Background/aim: Administration of stem cells is a promising novel approach for treatment of neurodegenerative diseases. For in vivo monitoring of transplanted cells, non-invasive imaging modalities are needed. In this study we determined the tracking efficiency of a superparamagnetic iron oxide (SPIO)-labelled canine cell line (MTH53A) in vitro as well as the human CD34(+) umbilical cord blood stem cells (hUCBCs) in vitro and in vivo efficiency by magnetic resonance imaging (MRI).
Materials and methods: SPIO-labelled MTH53A cells and hUCBCs were scanned in agar gel phantoms at 1.0 T or 7.0 T. For in vivo detection, 100,000 labelled hUCBCs were injected into the spinal cord of a transgenic amyotrophic lateral sclerosis (ALS) mouse and scanned at 7.0 T.

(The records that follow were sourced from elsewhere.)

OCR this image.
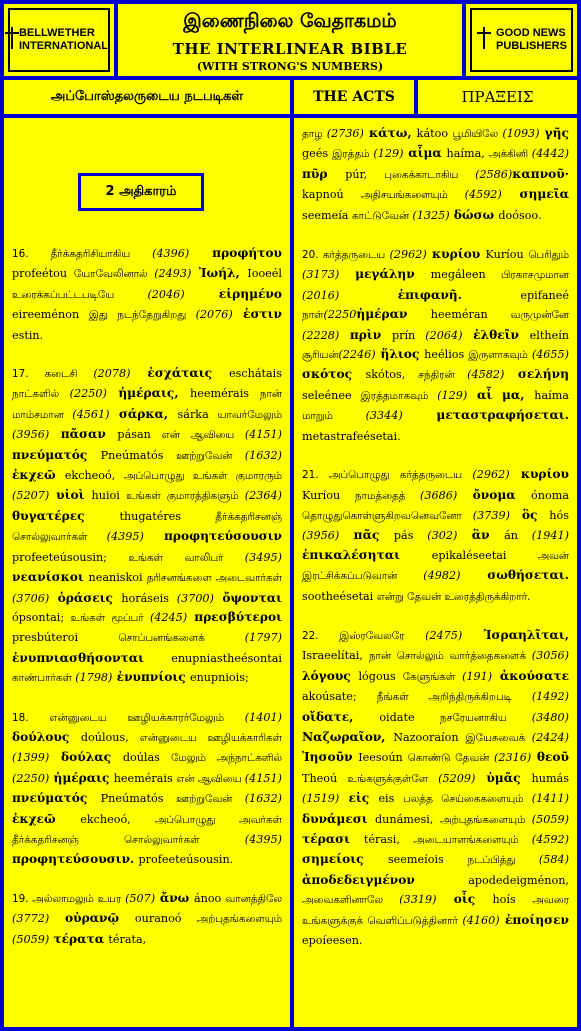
BELLWETHER
INTERNATIONAL
இணைநிலை வேதாகமம்
THE INTERLINEAR BIBLE
(WITH STRONG'S NUMBERS)
GOOD NEWS
PUBLISHERS
அப்போஸ்தலருடைய நடபடிகள்	THE ACTS	ΠΡΑΞΕΙΣ
2 அதிகாரம்

16. தீர்க்கதரிசியாகிய (4396) προφήτου profeétou யோவேலினால் (2493) Ἰωήλ, Iooeél உரைக்கப்பட்டபடியே (2046) εἰρημένο eireeménon இது நடந்தேறுகிறது (2076) ἐστιν estin.

17. கடைசி (2078) ἐσχάταις eschátais நாட்களில் (2250) ἡμέραις, heemérais நான் மாம்சமான (4561) σάρκα, sárka யாவர்மேலும் (3956) πᾶσαν pásan என் ஆவியை (4151) πνεύματός Pneúmatós ஊற்றுவேன் (1632) ἐκχεῶ ekcheoó, அப்பொழுது உங்கள் குமாரரும் (5207) υἱοὶ huioi உங்கள் குமாரத்திகளும் (2364) θυγατέρες thugatéres தீர்க்கதரிசனஞ் சொல்லுவார்கள் (4395) προφητεύσουσιν profeeteúsousin; உங்கள் வாலிபர் (3495) νεανίσκοι neaniskoi தரிசனங்களை அடைவார்கள் (3706) ὁράσεις horáseis (3700) ὄψονται ópsontai; உங்கள் மூப்பர் (4245) πρεσβύτεροι presbúteroi சொப்பனங்களைக் (1797) ἐνυπνιασθήσονται enupniastheésontai காண்பார்கள் (1798) ἐνυπνίοις enupniois;

18. என்னுடைய ஊழியக்காரர்மேலும் (1401) δούλους doúlous, என்னுடைய ஊழியக்காரிகள் (1399) δούλας doúlas மேலும் அந்நாட்களில் (2250) ἡμέραις heemérais என் ஆவியை (4151) πνεύματός Pneúmatós ஊற்றுவேன் (1632) ἐκχεῶ ekcheoó, அப்பொழுது அவர்கள் தீர்க்கதரிசனஞ் சொல்லுவார்கள் (4395) προφητεύσουσιν. profeeteúsousin.

19. அல்லாமலும் உயர (507) ἄνω ánoo வானத்திலே (3772) οὐρανῷ ouranoó அற்புதங்களையும் (5059) τέρατα térata,

தாழ (2736) κάτω, kátoo பூமியிலே (1093) γῆς geés இரத்தம் (129) αἷμα haíma, அக்கினி (4442) πῦρ púr, புகைக்காடாகிய (2586)καπνοῦ· kapnoú அதிசயங்களையும் (4592) σημεῖα seemeía காட்டுவேன் (1325) δώσω doósoo.

20. கர்த்தருடைய (2962) κυρίου Kuríou பெரிதும் (3173) μεγάλην megáleen பிரகாசமுமான (2016) ἐπιφανῆ. epifaneé நாள்(2250ἡμέραν heeméran வருமுன்னே (2228) πρὶν prín (2064) ἐλθεῖν eltheín சூரியன்(2246) ἥλιος heélios இருளாகவும் (4655) σκότος skótos, சந்திரன் (4582) σελήνη seleénee இரத்தமாகவும் (129) αἷ μα, haíma மாறும் (3344) μεταστραφήσεται. metastrafeésetai.

21. அப்பொழுது கர்த்தருடைய (2962) κυρίου Kuríou நாமத்தைத் (3686) ὄνομα ónoma தொழுதுகொள்ளுகிறவனெவனோ (3739) ὃς hós (3956) πᾶς pás (302) ἂν án (1941) ἐπικαλέσηται epikaléseetai அவன் இரட்சிக்கப்படுவான் (4982) σωθήσεται. sootheésetai என்று தேவன் உரைத்திருக்கிறார்.

22. இஸ்ரவேலரே (2475) Ἰσραηλῖται, Israeelítai, நான் சொல்லும் வார்த்தைகளைக் (3056) λόγους lógous கேளுங்கள் (191) ἀκούσατε akoúsate; நீங்கள் அறிந்திருக்கிறபடி (1492) οἴδατε, oidate நசரேயனாகிய (3480) Ναζωραῖον, Nazooraíon இயேசுவைக் (2424) Ἰησοῦν Ieesoún கொண்டு தேவன் (2316) θεοῦ Theoú உங்களுக்குள்ளே (5209) ὑμᾶς humás (1519) εἰς eis பலத்த செய்கைகளையும் (1411) δυνάμεσι dunámesi, அற்புதங்களையும் (5059) τέρασι térasi, அடையாளங்களையும் (4592) σημείοις seemeíois நடப்பித்து (584) ἀποδεδειγμένον apodedeigménon, அவைகளினாலே (3319) οἷς hoís அவரை உங்களுக்குக் வெளிப்படுத்தினார் (4160) ἐποίησεν epoíeesen.
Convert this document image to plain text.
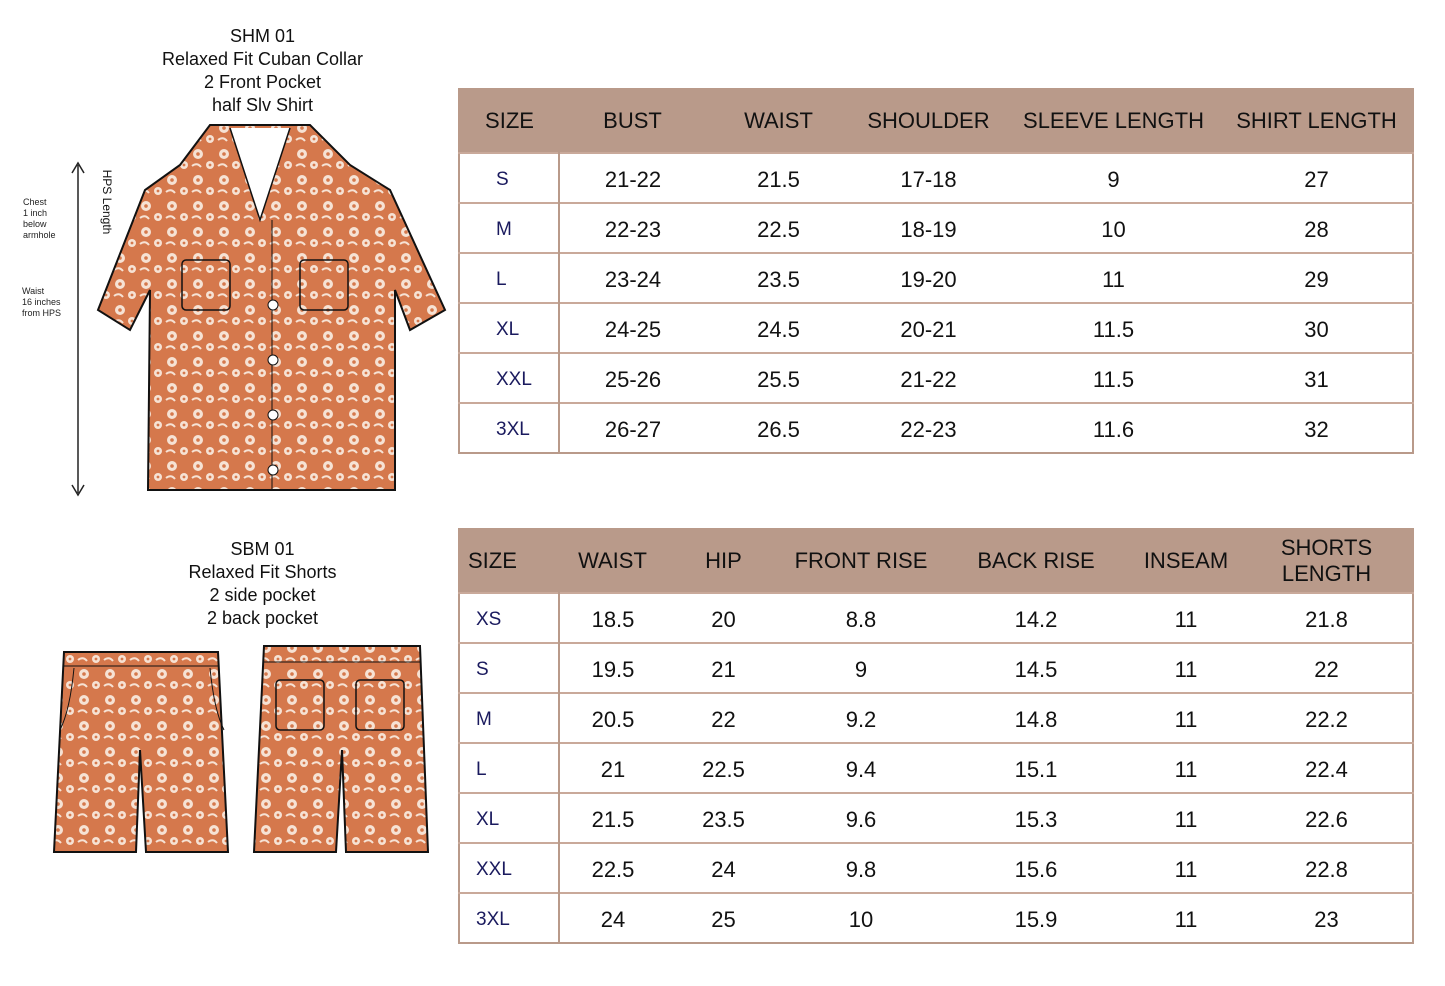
SHM 01
Relaxed Fit Cuban Collar
2 Front Pocket
half Slv Shirt
Chest
1 inch
below
armhole
Waist
16 inches
from HPS
HPS Length
SBM 01
Relaxed Fit Shorts
2 side pocket
2 back pocket
SIZE	BUST	WAIST	SHOULDER	SLEEVE LENGTH	SHIRT LENGTH
S	21-22	21.5	17-18	9	27
M	22-23	22.5	18-19	10	28
L	23-24	23.5	19-20	11	29
XL	24-25	24.5	20-21	11.5	30
XXL	25-26	25.5	21-22	11.5	31
3XL	26-27	26.5	22-23	11.6	32
SIZE	WAIST	HIP	FRONT RISE	BACK RISE	INSEAM	SHORTS LENGTH
XS	18.5	20	8.8	14.2	11	21.8
S	19.5	21	9	14.5	11	22
M	20.5	22	9.2	14.8	11	22.2
L	21	22.5	9.4	15.1	11	22.4
XL	21.5	23.5	9.6	15.3	11	22.6
XXL	22.5	24	9.8	15.6	11	22.8
3XL	24	25	10	15.9	11	23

Results: In vitro, 100,000 MTH53A cells and 250,000 hUCBCs were visible at 1.0 T. Scanning with 7.0 T revealed 25,000 detectable MTH53A cells. In vivo, 7.0 T MRI showed clear signals of 100,000 implanted cells.
Conclusion: MRI combined with SPIO nanoparticles provides valuable potential for non-invasive, non-toxic in vivo tracking of cells implanted into the spinal cord.